The Appellate Division, without opinion, reduced the judgment against defendant to $75,400, but otherwise affirmed the order and judgments of Supreme Court. This court granted defendant leave to appeal. We now modify for the reasons that follow.
Plaintiff’s second cause of action, predicated upon the foreign divorce decree, is likewise governed by a six-year time limitation. The 20-year Statute of Limitations provided in CPLR 211 for the enforcement of a money judgment is inapplicable.

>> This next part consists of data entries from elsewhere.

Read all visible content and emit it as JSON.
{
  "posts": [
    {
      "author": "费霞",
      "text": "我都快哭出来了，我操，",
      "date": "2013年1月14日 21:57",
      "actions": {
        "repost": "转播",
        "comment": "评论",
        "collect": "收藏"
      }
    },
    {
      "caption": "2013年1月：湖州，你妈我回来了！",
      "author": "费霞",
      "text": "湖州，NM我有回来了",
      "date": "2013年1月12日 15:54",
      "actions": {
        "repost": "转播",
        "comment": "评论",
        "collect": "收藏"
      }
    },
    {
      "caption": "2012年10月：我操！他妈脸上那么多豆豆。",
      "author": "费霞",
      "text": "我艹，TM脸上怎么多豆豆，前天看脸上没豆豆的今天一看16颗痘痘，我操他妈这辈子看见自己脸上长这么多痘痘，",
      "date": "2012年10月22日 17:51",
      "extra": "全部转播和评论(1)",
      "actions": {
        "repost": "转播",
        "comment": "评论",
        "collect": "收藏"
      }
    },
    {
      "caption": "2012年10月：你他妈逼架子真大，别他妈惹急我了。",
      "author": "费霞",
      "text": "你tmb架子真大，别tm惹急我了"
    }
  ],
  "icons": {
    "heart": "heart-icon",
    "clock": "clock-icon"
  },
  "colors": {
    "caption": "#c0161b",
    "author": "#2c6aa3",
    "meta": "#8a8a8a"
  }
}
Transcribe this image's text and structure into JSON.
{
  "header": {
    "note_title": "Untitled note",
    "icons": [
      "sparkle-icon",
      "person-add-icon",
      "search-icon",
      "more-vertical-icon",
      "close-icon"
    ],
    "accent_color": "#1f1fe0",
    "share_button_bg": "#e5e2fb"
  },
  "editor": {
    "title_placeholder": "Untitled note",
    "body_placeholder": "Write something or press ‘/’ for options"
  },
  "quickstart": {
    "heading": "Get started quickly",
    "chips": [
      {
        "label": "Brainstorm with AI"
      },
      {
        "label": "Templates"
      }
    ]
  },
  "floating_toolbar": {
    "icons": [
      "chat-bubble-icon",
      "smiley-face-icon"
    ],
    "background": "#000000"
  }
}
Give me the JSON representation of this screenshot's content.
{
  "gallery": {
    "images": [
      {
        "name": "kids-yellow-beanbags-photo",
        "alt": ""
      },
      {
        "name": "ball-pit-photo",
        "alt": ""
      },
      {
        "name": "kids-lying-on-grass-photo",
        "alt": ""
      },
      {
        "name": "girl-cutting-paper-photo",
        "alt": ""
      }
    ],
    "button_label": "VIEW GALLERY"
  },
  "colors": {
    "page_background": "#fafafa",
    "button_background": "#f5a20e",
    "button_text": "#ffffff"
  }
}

Alimony and child support payments awarded in a divorce decree do not constitute a judgment debt until the arrearages are reduced through further proceedings to a judgment. (See, Mason v Belski, 82 AD2d 939, lv denied 54 NY2d 609; Snow v Snow, 8 AD2d 516; Domestic Relations Law § 244; Family Ct Act § 466 [c] [i].) Rather, because there is no time limitation specifically prescribed by statute, the six-year period provided in CPLR 213 (1) applies. (See also, CPLR 201.) Hence, as with the first cause of action, the claim for any arrearages under the second cause of action which were owing more than six years prior to commencement of this action is time-barred.
CPLR 105 (q) does not require a different result. A “money judgment” is therein defined as “a judgment, or any part thereof, for a sum of money or directing the payment of a sum of money.” If considered in isolation, this definition might appear to encompass a divorce decree incorporating a separation agreement which, in turn, provides for continuing alimony and child support payments. When, however, the definition is viewed in light of the aforecited provisions of the Domestic Relations Law and the Family Court Act dealing with the enforcement of matrimonial decrees, it can be seen, more properly, to apply to a judgment for arrears — i.e., a judgment directing the making of alimony and child support payments which have already accrued. It is such a judgment for arrears, not the divorce decree itself, which is enforced in the “manner provided by law for the collection of money judgments.” (Domestic Relations Law § 244 [emphasis added]; see also, Family Ct Act § 466 [c].) Accordingly, it is a judgment for arrears,, not the mere accrual of arrears under a divorce decree, which has a 20-year limitation period under CPLR 211.
We have examined defendant’s other contentions and find them to be without merit.
Chief Judge Wachtler and Judges Meyer, Simons, Kaye, Alexander and Titone concur.
On review of submissions pursuant to section 500.4 of the Rules of the Court of Appeals (22 NYCRR 500.4), order modified, with costs to appellant, and case remitted to Supreme Court, New York County, for further proceedings in accordance with the opinion herein and, as so modified, affirmed.